Companies that cities contracted with before hurricane season have struggled to meet the huge demand in Florida, where two-thirds of the counties in the state are covered by disaster declarations. With high demand and short supply for debris haulers, local governments often find themselves competing with each other for service. Big players including Miami-Dade County and the Florida Department of Transportation raised the rates they’re paying waste haulers, which siphoned off workers who might otherwise have helped clean-up efforts in the rest of the state.
That puts other governments in a tight spot: Do they raise their rates, too? And, if they do, can they afford to compete with bigger agencies, especially when they don’t know whether the federal government will reimburse them for the higher rates?
Daniel Stermer, the mayor of Weston, a wealthy suburb near Fort Lauderdale, says the wide swath of damage makes it harder for anyone to attract enough workers. The debris haulers often come from out of state, and travel across the country in the wake of disasters. Many of them went to Texas to clean up after Hurricane Harvey a week before Irma pummeled Florida and Georgia. Irma’s huge trail of destruction further spread out the people and equipment that responded.
But there’s not much cities can do about it, says Stermer, who is the Broward County League of Cities' point person on debris removal. “What are we going to do? Go to court?” he says. “That’s not going to fix the problem today. Everybody wants it done, and they want it done yesterday.”
That said, the Florida attorney general’s office is investigating at least three waste-hauling companies to determine whether they tried to gouge cities by raising their rates after the hurricane hit.
Attorney General Pat Bondi sent the companies subpoenas as part of an investigation into allegations that the contractors are not doing work for the rates they negotiated before the storm, are holding off on doing work until they can negotiate higher rates or are responding slowly for their contract work.
“Sitting debris is a health and safety hazard and needs to be removed as soon as possible – but instead of doing their jobs and helping Floridians recover, apparently some contractors are delaying the work or requesting higher rates,” Bondi said in a statement.
Another big source of frustration for Florida city officials? The high concentration of gated communities.

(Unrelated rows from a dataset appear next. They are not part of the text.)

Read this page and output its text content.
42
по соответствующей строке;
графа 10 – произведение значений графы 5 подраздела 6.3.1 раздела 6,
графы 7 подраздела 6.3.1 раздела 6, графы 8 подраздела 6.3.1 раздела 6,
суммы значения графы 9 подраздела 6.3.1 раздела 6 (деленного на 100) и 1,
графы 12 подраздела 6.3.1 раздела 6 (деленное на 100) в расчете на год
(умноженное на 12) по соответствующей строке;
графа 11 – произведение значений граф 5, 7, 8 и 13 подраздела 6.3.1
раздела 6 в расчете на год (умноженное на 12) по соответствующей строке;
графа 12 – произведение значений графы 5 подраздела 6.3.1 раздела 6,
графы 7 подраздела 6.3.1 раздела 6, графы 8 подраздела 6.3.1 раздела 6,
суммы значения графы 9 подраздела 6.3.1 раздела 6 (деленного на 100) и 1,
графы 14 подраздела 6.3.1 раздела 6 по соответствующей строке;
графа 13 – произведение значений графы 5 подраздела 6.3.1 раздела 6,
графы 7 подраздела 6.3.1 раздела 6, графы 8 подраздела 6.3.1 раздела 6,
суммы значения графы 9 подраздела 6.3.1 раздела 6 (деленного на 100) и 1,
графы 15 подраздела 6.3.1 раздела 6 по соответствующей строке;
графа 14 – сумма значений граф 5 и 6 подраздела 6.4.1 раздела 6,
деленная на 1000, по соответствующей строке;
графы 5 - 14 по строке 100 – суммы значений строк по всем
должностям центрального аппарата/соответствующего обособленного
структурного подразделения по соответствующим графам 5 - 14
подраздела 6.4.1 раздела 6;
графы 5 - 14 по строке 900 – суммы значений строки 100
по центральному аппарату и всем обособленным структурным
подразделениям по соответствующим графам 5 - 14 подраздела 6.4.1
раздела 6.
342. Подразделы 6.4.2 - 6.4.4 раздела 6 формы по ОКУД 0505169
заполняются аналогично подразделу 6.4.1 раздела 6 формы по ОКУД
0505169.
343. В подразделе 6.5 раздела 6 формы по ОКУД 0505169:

The Federal Emergency Management Agency (FEMA) has a long-standing policy that it won’t reimburse cities for the cost of removing debris from private property, including gated communities.
That's a problem, says Stermer, the Weston mayor. Most of his city, in fact, is made up of gated communities. The public roads look great, he says, but the situation in gated communities varies widely. Some homeowners associations have used their reserve funds to pay for clean-up, but others are still waiting to see whether the city will do it. Weston, like more than 40 other cities in Broward County, has applied for a waiver to FEMA’s policy but has not yet heard back on whether they’ll get it.
Federal law only allows FEMA to reimburse local governments for debris removal on private property under limited circumstances, such as to eliminate life-threatening conditions, mitigate property damage or to help the community as a whole with its economic recovery.
“In terms of gated communities, it is something that typically has not been a function that has been performed by or funded by FEMA. However, in this disaster, we are looking to assist as much as we can,” says David Burns, a spokesman for FEMA. He noted that property owners may qualify for up to $500 in assistance through the agency’s individual assistance program.
But several Florida cities are offering to clean up gated communities, even before word arrives whether they’ll qualify for federal reimbursement.
The city of Sunrise, for example, authorized its own staff to collect hurricane debris from both public and private roadways. “This effort by the City Commission is intended to protect the health, safety, and welfare of Sunrise residents and to remove undue financial burdens from the residents of Sunrise,” the city said in a statement.
But that approach is risky, too, Stermer says. “If you don’t get reimbursed, there’s only way to replenish those accounts, and that’s by a tax increase. There was one storm this year, what if there’s a second storm this year? Let’s say there’s a storm next year. You don’t have the time to replenish these accounts quick enough.”
And local governments may have to float the money for years. It took FEMA nearly two years (22 months) to fully reimburse Weston for its clean-up expenses from Hurricane Wilma in 2005. Trying to get reimbursed for cleaning up gated communities could make that process even trickier unless FEMA announces soon that it will cover those costs, he says. “It’s putting cities in a very precarious situation.”
This story has been edited to correct the date of Hurricane Wilma. It was in 2005, not 2015.